Report by Kristen Fredericksen
The 26th annual Intercollegiate Meat Judging Competition was hosted by Charles Sturt University in Wagga Wagga at the beginning of this month. Run over 5 days, the competition attracted 130 university students supported by 35 coaches from 11 universities across Australia. Additionally, four international teams competed; Oklahoma State University USA team, Bogor Agricultural College Indonesia team, Japanese National Team and South Korean National Team.
Included in the program were 17 industry speakers providing insight into the numerous aspects of the meat and livestock industry. Sponsored dinners were held each evening at the Wagga RSL club with a meeting the other students and coaches. The final two days comprised a careers expo, opening the eyes of students to job potentials in the meat and livestock industry, and then the contest itself.
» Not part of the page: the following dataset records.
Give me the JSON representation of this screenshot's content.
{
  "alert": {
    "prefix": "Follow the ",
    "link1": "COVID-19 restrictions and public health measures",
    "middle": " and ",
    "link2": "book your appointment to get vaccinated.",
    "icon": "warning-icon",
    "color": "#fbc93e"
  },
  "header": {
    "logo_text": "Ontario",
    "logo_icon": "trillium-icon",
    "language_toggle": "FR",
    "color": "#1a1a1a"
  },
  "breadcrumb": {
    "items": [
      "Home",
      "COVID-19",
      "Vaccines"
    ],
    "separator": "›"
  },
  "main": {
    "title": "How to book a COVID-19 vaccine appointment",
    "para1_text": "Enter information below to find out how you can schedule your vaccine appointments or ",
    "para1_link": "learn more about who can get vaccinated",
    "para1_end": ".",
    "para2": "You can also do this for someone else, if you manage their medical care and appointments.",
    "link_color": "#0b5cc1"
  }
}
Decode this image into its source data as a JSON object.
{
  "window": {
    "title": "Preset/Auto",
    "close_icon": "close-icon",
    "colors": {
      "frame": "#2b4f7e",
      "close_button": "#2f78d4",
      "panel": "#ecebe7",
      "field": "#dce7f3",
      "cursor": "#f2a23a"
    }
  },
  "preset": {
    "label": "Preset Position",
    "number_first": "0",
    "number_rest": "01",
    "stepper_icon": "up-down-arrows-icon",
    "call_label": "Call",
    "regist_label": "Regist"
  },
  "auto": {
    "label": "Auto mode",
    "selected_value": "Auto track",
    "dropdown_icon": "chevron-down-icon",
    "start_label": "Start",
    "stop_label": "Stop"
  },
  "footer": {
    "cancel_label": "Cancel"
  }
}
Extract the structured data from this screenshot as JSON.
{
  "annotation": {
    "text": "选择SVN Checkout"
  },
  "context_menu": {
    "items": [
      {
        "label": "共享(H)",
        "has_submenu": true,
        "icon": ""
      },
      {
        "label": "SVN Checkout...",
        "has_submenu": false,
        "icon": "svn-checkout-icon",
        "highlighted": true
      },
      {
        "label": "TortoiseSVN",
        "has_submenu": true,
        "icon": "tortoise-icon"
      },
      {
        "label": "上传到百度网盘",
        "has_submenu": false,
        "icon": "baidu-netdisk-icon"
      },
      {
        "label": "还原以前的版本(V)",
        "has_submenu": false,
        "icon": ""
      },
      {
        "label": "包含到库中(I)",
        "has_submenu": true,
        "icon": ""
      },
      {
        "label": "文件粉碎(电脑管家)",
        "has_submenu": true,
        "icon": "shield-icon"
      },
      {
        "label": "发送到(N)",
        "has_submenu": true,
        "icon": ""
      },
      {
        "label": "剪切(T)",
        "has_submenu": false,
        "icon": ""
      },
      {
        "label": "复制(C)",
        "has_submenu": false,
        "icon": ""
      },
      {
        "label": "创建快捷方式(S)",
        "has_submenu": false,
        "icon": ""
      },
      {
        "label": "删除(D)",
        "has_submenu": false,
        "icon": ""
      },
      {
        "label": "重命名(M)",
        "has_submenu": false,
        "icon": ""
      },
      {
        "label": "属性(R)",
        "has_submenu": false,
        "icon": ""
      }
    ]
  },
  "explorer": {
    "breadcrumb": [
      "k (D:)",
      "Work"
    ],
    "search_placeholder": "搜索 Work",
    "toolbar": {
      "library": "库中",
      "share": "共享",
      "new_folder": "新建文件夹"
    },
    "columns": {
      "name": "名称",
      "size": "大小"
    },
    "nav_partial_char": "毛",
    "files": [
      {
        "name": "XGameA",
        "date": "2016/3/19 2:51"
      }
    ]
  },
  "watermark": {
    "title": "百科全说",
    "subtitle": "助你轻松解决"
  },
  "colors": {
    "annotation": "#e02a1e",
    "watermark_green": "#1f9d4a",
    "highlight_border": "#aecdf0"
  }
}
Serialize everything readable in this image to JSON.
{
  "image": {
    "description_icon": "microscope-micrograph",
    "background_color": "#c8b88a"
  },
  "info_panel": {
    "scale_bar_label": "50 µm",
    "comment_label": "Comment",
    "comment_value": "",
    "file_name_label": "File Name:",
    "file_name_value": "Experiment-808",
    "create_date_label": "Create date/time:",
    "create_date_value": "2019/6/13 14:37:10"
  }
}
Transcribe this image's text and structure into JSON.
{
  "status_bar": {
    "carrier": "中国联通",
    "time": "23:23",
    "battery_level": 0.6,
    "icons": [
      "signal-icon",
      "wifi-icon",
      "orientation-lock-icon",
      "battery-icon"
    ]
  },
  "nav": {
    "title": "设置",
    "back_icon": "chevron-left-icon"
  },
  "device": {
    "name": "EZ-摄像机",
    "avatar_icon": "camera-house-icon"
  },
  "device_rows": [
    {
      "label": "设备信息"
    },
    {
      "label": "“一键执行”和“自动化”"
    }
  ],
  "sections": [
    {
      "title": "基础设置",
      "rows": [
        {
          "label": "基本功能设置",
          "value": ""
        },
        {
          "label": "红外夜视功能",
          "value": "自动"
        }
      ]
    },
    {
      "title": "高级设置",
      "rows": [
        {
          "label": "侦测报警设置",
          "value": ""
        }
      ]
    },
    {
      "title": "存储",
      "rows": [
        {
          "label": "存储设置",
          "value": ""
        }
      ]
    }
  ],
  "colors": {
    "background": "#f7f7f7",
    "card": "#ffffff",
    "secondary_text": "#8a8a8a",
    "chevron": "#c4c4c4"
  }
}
Students were required to judge beef, lamb and pork carcases and primals and identify primals and retail cuts from these species. The small stock contest was held at the university supported by Rivalea Australia and JBS on the Friday afternoon and Teys Australia hosted the beef contest on the Saturday morning. A significant amount of time was spent in the chillers at Teys with slowly numbing fingers and toes!
The top 15 contestants were selected to judge an additional beef primal class and give oral reasoning in front of all competitors before the top 10 Australian students were selected. These students were announced at the dinner Saturday evening and included students from a number of universities. These students will travel to Brisbane later in the year for a Meat Standards Australia training course before the five who are to join the national team and travel to America are chosen.
The individual champion award was presented to Chandler Steele from Oklahoma State University, collecting the AMPC Founders Buckle, with the runner-up being Emily Jones from LaTrobe University. Oklahoma State University also collected the champion team award.
Overall the experience was phenomenal and certainly allowed for extensive development of knowledge in the meat and livestock supply-chain, whilst networking with influential people involved in it and students that share a similar passion.